Back in our sitting room, once I’d finished dealing with the books, a job that takes a lot longer than one might imagine, I decided I needed a rest. A siesta, perhaps? I know siestas sound terribly self-indulgent, but what on earth’s the point of being retired if you can’t indulge yourself from time to time? 

That idea triggered another thought.

One of the more endearing habits of our toy poodle Toffee is to accompany me each time I decide to have a siesta. If I start walking upstairs to our bedroom in the afternoon, I’ll soon hear the click-click-click of her claws on the stairs behind me. She’ll jump up on the bed or, better still (from her point of view) look at me meaningfully until I pick her up and put her on the bed myself. As soon as I’m lying down, she’ll scratch the duvet a bit, spin around a few times, and then lie down next to me, usually with her head lying on my knee.

Toffee has developed a taste for sharing my siesta
Like I said, endearing.

On the other hand, she likes to keep an alert ear out for any kind of unusual sound. If she hears the neighbour’s dog, she’ll start barking her heart out, with all the ferocity a toy poodle can muster (just imagine just how frightening that is).

Her hearing’s just as acute upstairs. And her instincts as lively.

So what happens is that after twenty minutes or half an hour, she’ll hear a sound, deliver herself of a volley of barking and then disappear downstairs at speed to deal with a supposed threat to her territory.

However ineffective a tiny dog’s bark may be when it comes to intimidating invaders, it’s highly effective in bringing a siesta to a sudden and conclusive end. So I get up again. To be fair, rested enough, even if I’ve not had as long as I might have liked.

Recently, though, I’ve become a little suspicious of Toffee. After all, it always takes twenty to thirty minutes for this to happen, each time. That’s too systematic, I feel, to be down to mere chance.

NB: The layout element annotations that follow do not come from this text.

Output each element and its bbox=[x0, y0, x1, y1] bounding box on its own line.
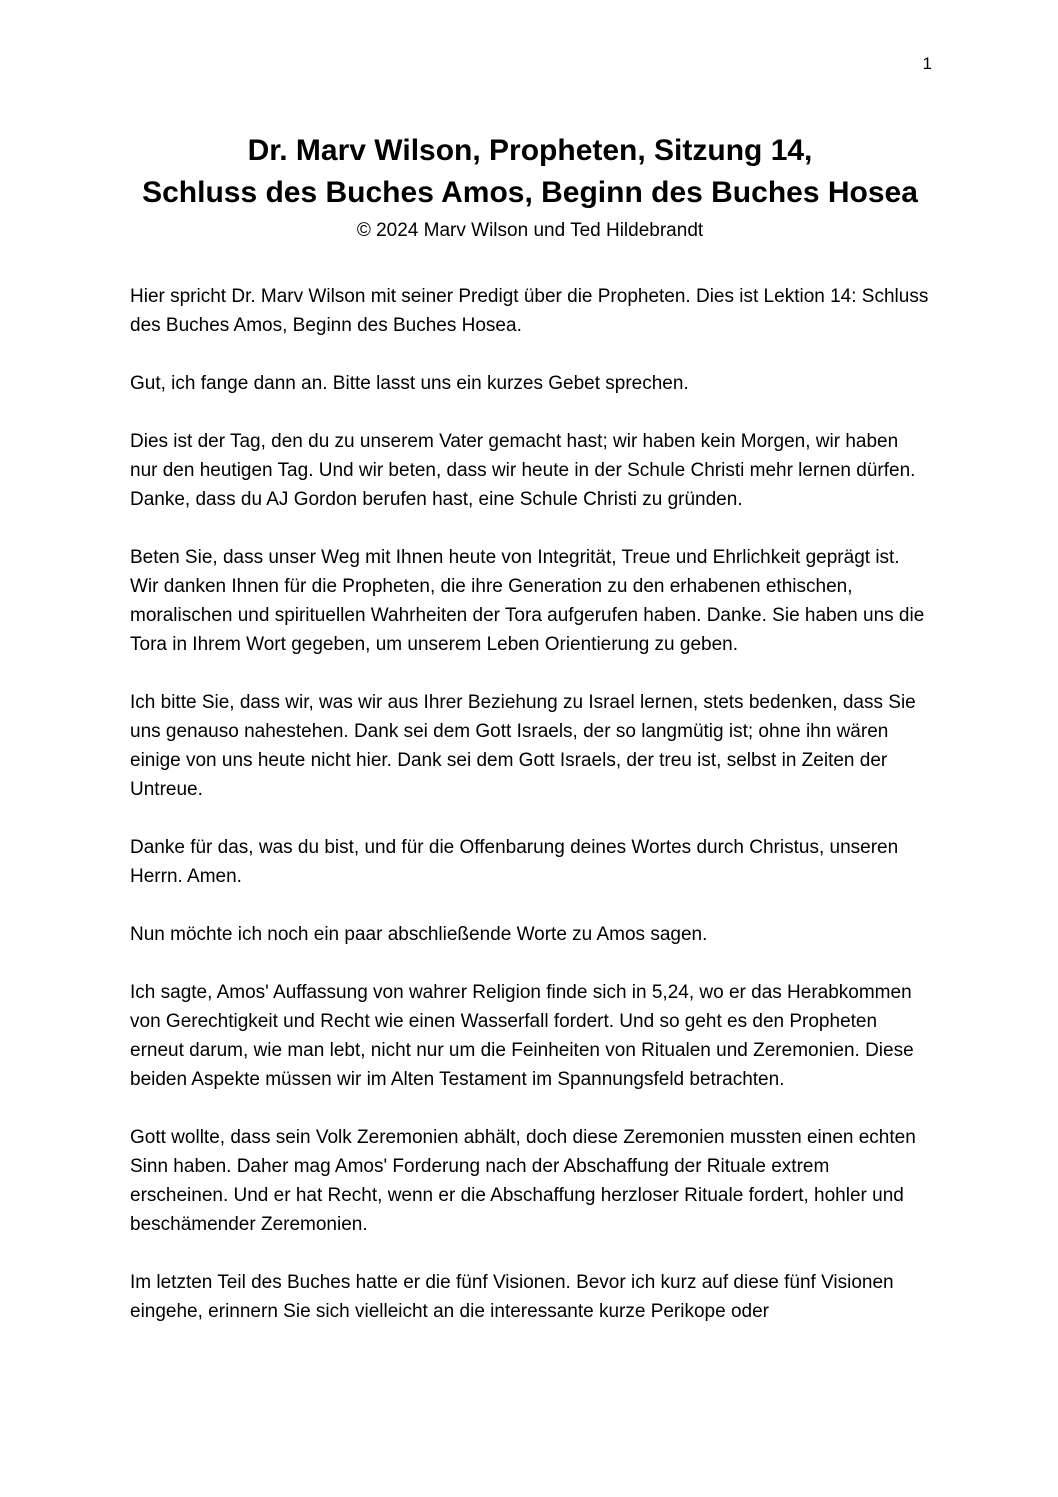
document-title bbox=[130, 130, 930, 214]
paragraph: Nun möchte ich noch ein paar abschließende Worte zu Amos sagen. bbox=[130, 924, 708, 945]
paragraph: Danke für das, was du bist, und für die Offenbarung deines Wortes durch Christus, unseren Herrn. Amen. bbox=[130, 837, 899, 887]
paragraph: Hier spricht Dr. Marv Wilson mit seiner Predigt über die Propheten. Dies ist Lektion 14: Schluss des Buches Amos, Beginn des Buches Hosea. bbox=[130, 286, 929, 336]
page-number: 1 bbox=[922, 54, 932, 73]
paragraph: Beten Sie, dass unser Weg mit Ihnen heute von Integrität, Treue und Ehrlichkeit geprägt ist. Wir danken Ihnen für die Propheten, die ihre Generation zu den erhabenen ethischen, moralischen und spirituellen Wahrheiten der Tora aufgerufen haben. Danke. Sie haben uns die Tora in Ihrem Wort gegeben, um unserem Leben Orientierung zu geben. bbox=[130, 547, 925, 655]
paragraph: Ich sagte, Amos' Auffassung von wahrer Religion finde sich in 5,24, wo er das Herabkommen von Gerechtigkeit und Recht wie einen Wasserfall fordert. Und so geht es den Propheten erneut darum, wie man lebt, nicht nur um die Feinheiten von Ritualen und Zeremonien. Diese beiden Aspekte müssen wir im Alten Testament im Spannungsfeld betrachten. bbox=[130, 982, 914, 1090]
paragraph: Gut, ich fange dann an. Bitte lasst uns ein kurzes Gebet sprechen. bbox=[130, 373, 689, 394]
paragraph: Ich bitte Sie, dass wir, was wir aus Ihrer Beziehung zu Israel lernen, stets bedenken, dass Sie uns genauso nahestehen. Dank sei dem Gott Israels, der so langmütig ist; ohne ihn wären einige von uns heute nicht hier. Dank sei dem Gott Israels, der treu ist, selbst in Zeiten der Untreue. bbox=[130, 692, 916, 800]
document-title-line-2: Schluss des Buches Amos, Beginn des Buches Hosea bbox=[142, 176, 918, 209]
copyright-line: © 2024 Marv Wilson und Ted Hildebrandt bbox=[356, 220, 704, 241]
paragraph: Im letzten Teil des Buches hatte er die fünf Visionen. Bevor ich kurz auf diese fünf Visionen eingehe, erinnern Sie sich vielleicht an die interessante kurze Perikope oder bbox=[130, 1272, 894, 1322]
document-body bbox=[130, 282, 930, 1326]
paragraph: Dies ist der Tag, den du zu unserem Vater gemacht hast; wir haben kein Morgen, wir haben nur den heutigen Tag. Und wir beten, dass wir heute in der Schule Christi mehr lernen dürfen. Danke, dass du AJ Gordon berufen hast, eine Schule Christi zu gründen. bbox=[130, 431, 916, 510]
document-title-line-1: Dr. Marv Wilson, Propheten, Sitzung 14, bbox=[247, 134, 813, 167]
paragraph: Gott wollte, dass sein Volk Zeremonien abhält, doch diese Zeremonien mussten einen echten Sinn haben. Daher mag Amos' Forderung nach der Abschaffung der Rituale extrem erscheinen. Und er hat Recht, wenn er die Abschaffung herzloser Rituale fordert, hohler und beschämender Zeremonien. bbox=[130, 1127, 916, 1235]
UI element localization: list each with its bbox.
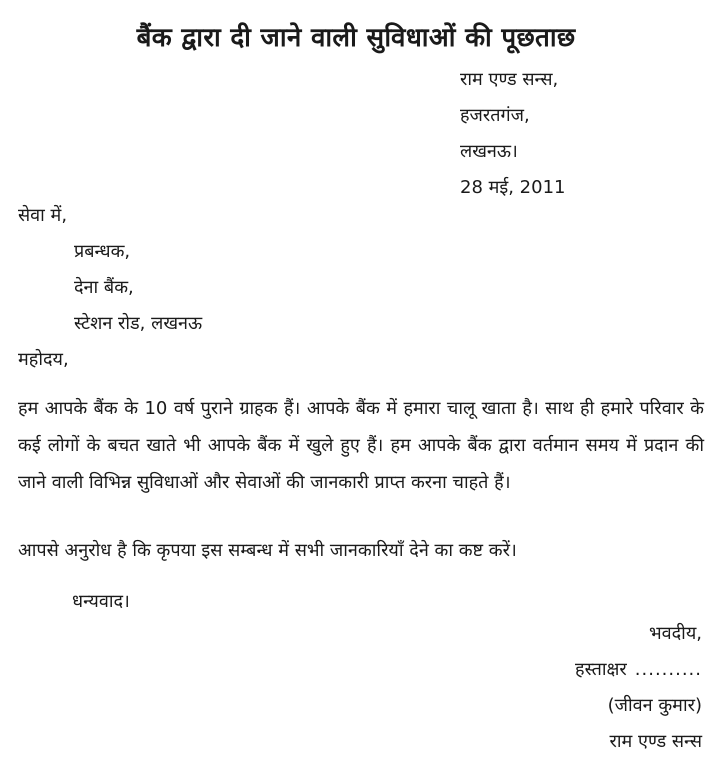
recipient-bank: देना बैंक, (74, 277, 134, 298)
sender-name: राम एण्ड सन्स, (460, 69, 559, 90)
signoff-block (575, 616, 702, 760)
signatory-name: (जीवन कुमार) (607, 695, 702, 716)
signature-dots: .......... (634, 659, 702, 680)
thanks-line: धन्यवाद। (72, 591, 130, 612)
letter-title: बैंक द्वारा दी जाने वाली सुविधाओं की पूछताछ (136, 23, 576, 53)
recipient-address-block (18, 198, 202, 342)
salutation: महोदय, (18, 349, 69, 370)
letter-body: हम आपके बैंक के 10 वर्ष पुराने ग्राहक हैं। आपके बैंक में हमारा चालू खाता है। साथ ही हमारे परिवार के कई लोगों के बचत खाते भी आपके बैंक में खुले हुए हैं। हम आपके बैंक द्वारा वर्तमान समय में प्रदान की जाने वाली विभिन्न सुविधाओं और सेवाओं की जानकारी प्राप्त करना चाहते हैं। (18, 398, 704, 493)
recipient-designation: प्रबन्धक, (74, 241, 131, 262)
sender-city: लखनऊ। (460, 141, 518, 162)
request-line: आपसे अनुरोध है कि कृपया इस सम्बन्ध में सभी जानकारियाँ देने का कष्ट करें। (18, 540, 517, 561)
signature-label: हस्ताक्षर (575, 659, 627, 680)
signature-line (575, 652, 702, 688)
recipient-to: सेवा में, (18, 205, 68, 226)
letter-date: 28 मई, 2011 (460, 177, 566, 198)
recipient-address: स्टेशन रोड, लखनऊ (74, 313, 203, 334)
signatory-firm: राम एण्ड सन्स (609, 731, 702, 752)
sender-area: हजरतगंज, (460, 105, 530, 126)
closing-yours: भवदीय, (648, 623, 702, 644)
sender-address-block (460, 62, 565, 206)
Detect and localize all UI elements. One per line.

Is the reality that Toffee herself has decided that, though there’s pleasure to be had from the companionship of a shared siesta, it really mustn’t be allowed to last too long? That would explain why she always does the same thing, bringing the pleasant interlude to a juddering end, after just so long on each occasion. Certainly, she’s quite diabolical enough to have worked that one out for herself.

Useful, I suppose, in that it keeps my siestas short. Infuriating, though, in its brutality. Endearing perhaps, that Toffee, but a little devil all the same.

Still, it’s the kind of thought that’s fun to play with. Which makes it a pleasure to be reminded of such moments. Especially when it’s in the course of sorting and shelving books, a mundane task badly in need of lightening up.